Mesdames, messieurs les sénateurs, avec ses 440 millions de citoyens, l’Europe est un moyen pour la France de peser beaucoup plus dans le monde quand il s’agit de négocier des accords commerciaux ou des investissements stratégiques tels que le Critical Raw Materials Act.
Par ailleurs, j’ai entendu vos remarques et inquiétudes sur la capacité de l’Union à trouver de nouvelles ressources propres. Vous avez été nombreux à évoquer ce problème, notamment M. le rapporteur spécial, ainsi que Mmes les sénatrices Girardin, Blatrix Contat et Lavarde.

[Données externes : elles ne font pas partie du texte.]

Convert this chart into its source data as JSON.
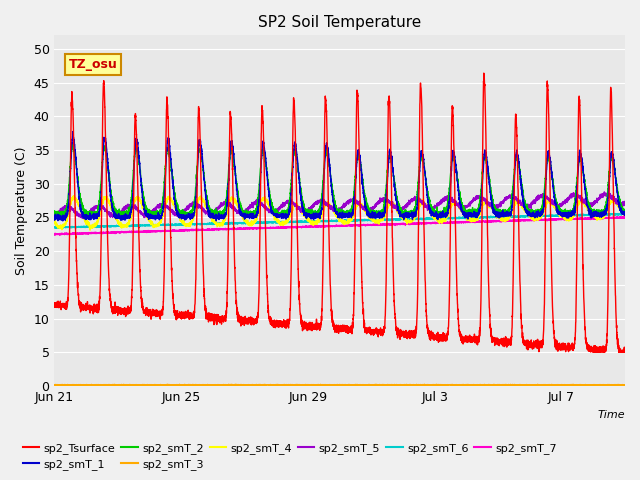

La France est favorable, vous le savez, à la mise en place de ces nouvelles ressources. Sur le plan politique, elles nous permettront de sortir de la logique délétère d’examen des taux de retour et, sur le plan financier, elles nous mettraient à l’abri d’un ressaut de nos contributions nationales pour rembourser le plan de relance européen. La présidence espagnole poursuit en ce moment des travaux à cet égard.
Les nouvelles ressources, notamment celles qui concernent le marché carbone européen (EU Emission Trading System, ou ETS) et le mécanisme d’ajustement carbone aux frontières, sont estimées en moyenne à 36 milliards d’euros par an à partir de 2028, ce qui serait suffisant pour le remboursement du plan de relance et pour le Fonds social pour le climat.
Il faut s’en féliciter, la France est leader dans la construction d’une Europe puissante et souveraine. Elle a à cœur de défendre les intérêts de l’UE et a su jouer un rôle essentiel au cœur des crises, notamment, comme vous l’avez rappelé, pour le plan de relance Next Generation EU.
Je veux désormais m’adresser à M. Durox. Vous me peinez, monsieur le sénateur, car vous cachez à vos électeurs les enjeux auxquels nous devons faire face, qui ont été maintes fois rappelés : menaces russes, ingérence chinoise, repli possible des États-Unis. Il est évident que l’Union européenne nous apporte des bénéfices en matière de sécurité, car la défense ne peut être que nationale.
Nous retirons également des bénéfices en matière commerciale – à 440 millions de citoyens, nous sommes bien plus forts qu’à 60 millions –, ainsi qu’en matière de climat, la transition énergétique ne pouvant pas se faire isolément, car elle serait à la fois plus difficile et plus coûteuse. Et il y aurait tant d’autres bienfaits de l’Europe à énumérer. Comme l’a dit M. le sénateur Capus, l’Europe est un levier pour nous rendre plus forts, plus souverains et plus puissants.